Abstract: OBJECTIVE: To study the clinical course, response to therapy, and longterm outcome of pure sensory neuropathy (PSN) in a series of patients with primary Sjögren's syndrome (SS) followed prospectively in our referral centers. METHODS: We studied 15 patients (13 women, 2 men) with primary SS and PSN. All patients fulfilled 4 or more of the European diagnostic criteria. RESULTS: At diagnosis of PSN, clinical manifestations included numbness and paresthesias (11 patients), trigeminal neuropathy (6 patients), and Adie's pupil syndrome (4 patients).
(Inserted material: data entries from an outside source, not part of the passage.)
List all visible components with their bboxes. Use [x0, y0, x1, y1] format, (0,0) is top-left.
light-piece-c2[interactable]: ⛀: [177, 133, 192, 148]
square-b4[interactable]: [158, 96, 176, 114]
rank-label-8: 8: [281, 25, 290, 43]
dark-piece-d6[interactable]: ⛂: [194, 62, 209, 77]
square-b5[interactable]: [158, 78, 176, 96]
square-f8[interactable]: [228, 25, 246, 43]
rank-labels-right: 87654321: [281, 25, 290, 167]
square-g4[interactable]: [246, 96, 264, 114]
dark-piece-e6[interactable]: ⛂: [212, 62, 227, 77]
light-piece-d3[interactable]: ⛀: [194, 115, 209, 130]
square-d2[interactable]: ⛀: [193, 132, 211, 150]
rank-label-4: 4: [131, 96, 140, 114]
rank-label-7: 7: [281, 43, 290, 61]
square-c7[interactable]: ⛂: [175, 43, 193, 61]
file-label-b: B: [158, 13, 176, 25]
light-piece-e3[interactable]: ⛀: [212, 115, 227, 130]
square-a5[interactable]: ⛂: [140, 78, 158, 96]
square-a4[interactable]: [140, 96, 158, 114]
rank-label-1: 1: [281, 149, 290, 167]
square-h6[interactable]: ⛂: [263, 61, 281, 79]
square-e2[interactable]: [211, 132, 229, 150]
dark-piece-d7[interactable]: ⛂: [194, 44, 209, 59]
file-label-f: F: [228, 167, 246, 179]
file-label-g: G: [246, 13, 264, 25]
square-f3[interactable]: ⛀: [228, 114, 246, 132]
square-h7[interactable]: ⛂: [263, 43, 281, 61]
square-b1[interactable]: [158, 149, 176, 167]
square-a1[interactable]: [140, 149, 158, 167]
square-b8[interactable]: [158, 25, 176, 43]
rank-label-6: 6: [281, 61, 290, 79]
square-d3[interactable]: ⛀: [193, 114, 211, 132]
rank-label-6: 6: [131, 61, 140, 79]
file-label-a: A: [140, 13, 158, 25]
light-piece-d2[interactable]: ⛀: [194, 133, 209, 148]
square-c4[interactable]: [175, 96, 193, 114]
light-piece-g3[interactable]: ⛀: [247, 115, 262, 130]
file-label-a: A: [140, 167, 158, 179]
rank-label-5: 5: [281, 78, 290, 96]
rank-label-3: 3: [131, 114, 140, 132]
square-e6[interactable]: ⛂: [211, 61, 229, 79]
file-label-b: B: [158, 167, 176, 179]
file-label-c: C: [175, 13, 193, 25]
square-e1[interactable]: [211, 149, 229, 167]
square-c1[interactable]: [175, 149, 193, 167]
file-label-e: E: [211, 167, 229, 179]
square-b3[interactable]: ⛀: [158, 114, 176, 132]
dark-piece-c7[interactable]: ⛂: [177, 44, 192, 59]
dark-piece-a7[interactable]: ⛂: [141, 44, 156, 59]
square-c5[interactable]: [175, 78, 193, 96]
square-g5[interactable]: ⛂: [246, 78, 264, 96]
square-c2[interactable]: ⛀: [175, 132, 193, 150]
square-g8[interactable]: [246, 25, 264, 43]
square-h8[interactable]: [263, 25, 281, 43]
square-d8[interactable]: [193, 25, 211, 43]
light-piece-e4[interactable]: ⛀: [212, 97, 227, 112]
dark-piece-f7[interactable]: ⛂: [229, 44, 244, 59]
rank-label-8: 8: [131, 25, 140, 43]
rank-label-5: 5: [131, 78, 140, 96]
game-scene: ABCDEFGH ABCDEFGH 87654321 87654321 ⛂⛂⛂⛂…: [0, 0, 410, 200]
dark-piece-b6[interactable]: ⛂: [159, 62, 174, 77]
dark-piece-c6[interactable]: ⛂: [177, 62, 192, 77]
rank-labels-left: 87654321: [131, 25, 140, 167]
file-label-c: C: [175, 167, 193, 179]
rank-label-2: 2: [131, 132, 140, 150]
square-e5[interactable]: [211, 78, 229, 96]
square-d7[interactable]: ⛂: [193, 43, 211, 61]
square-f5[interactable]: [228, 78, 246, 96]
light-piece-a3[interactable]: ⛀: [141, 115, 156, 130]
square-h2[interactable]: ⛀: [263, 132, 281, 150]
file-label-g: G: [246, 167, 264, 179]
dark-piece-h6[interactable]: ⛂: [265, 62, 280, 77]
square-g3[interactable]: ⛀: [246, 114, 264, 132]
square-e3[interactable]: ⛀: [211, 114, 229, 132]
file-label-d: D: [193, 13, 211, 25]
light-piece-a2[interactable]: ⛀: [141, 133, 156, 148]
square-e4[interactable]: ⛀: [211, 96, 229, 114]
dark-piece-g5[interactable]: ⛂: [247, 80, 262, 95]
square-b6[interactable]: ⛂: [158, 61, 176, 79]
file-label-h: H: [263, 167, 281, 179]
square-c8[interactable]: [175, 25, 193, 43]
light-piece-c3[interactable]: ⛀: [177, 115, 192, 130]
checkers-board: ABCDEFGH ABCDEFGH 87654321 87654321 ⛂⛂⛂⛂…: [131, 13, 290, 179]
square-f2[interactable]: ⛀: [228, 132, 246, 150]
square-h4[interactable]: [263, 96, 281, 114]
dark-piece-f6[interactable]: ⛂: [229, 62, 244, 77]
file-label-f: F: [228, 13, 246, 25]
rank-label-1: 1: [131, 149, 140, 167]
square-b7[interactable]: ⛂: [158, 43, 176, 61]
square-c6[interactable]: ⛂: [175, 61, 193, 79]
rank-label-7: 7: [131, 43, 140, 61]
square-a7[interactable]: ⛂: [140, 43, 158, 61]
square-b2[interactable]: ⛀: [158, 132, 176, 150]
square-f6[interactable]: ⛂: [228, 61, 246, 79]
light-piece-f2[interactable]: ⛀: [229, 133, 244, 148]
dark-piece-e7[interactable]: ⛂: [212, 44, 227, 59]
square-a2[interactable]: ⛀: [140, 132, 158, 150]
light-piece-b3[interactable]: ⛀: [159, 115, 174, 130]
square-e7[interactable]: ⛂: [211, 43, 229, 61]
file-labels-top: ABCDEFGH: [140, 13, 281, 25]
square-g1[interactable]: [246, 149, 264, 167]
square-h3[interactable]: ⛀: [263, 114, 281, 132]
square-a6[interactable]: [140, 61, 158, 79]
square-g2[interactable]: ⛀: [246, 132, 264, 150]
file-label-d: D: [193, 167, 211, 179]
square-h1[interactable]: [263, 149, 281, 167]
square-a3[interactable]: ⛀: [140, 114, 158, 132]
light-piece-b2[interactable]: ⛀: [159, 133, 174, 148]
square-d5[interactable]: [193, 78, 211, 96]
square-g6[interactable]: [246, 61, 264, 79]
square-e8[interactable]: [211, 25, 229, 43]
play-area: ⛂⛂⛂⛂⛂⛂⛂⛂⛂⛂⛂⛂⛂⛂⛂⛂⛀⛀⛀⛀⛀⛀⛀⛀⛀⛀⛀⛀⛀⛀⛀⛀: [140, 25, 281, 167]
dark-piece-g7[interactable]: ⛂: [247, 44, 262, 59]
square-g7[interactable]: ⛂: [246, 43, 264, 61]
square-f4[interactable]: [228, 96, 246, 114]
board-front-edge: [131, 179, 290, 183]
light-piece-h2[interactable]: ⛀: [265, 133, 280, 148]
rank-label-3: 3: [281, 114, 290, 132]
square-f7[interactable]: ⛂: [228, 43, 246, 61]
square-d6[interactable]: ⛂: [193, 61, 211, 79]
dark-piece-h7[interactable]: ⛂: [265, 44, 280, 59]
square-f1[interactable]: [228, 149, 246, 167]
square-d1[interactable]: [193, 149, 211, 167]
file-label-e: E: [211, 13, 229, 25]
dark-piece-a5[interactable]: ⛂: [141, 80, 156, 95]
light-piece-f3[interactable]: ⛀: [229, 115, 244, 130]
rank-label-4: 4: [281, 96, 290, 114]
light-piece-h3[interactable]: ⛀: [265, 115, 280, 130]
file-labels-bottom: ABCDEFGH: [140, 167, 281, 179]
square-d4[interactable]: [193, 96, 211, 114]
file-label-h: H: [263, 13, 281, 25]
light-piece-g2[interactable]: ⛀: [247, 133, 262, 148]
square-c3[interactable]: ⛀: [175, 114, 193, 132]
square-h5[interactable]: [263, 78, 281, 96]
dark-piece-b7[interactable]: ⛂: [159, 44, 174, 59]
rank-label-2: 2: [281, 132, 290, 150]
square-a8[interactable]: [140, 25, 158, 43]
In 7 patients, PSN was diagnosed prior to SS, in 5 the diagnoses were made simultaneously, and in the remaining 3 patients PSN was diagnosed after the appearance of SS symptomatology. The mean duration of the prospective PSN followup was 10 years (range 1-20). The progression of PSN was acute in 1 patient (producing severe dysfunction in less than 1 month), subacute in 3 patients, and in the remaining 11, the symptoms progressed slowly over the ensuing years to other extremities. Patients were treated with corticosteroids (n = 13), cyclophosphamide (n = 4), and intravenous immunoglobulins (n = 1), and 2 patients received no treatment. In spite of treatment, most patients showed an indolent and insidious longterm PSN course. CONCLUSION: We found 3 differentiated clinical courses of the PSN in patients with primary SS: subacute progression in less than 1 month (7%), late acceleration of PSN 2-4 years after an initial indolent onset (20%), and a very longterm insidious, chronic evolution (73%). Prospective analysis of the longterm course of PSN shows a chronic and insidious evolution in most patients with PSN and SS, with a poor response to treatment, although stabilization of symptomatology for long periods is often observed.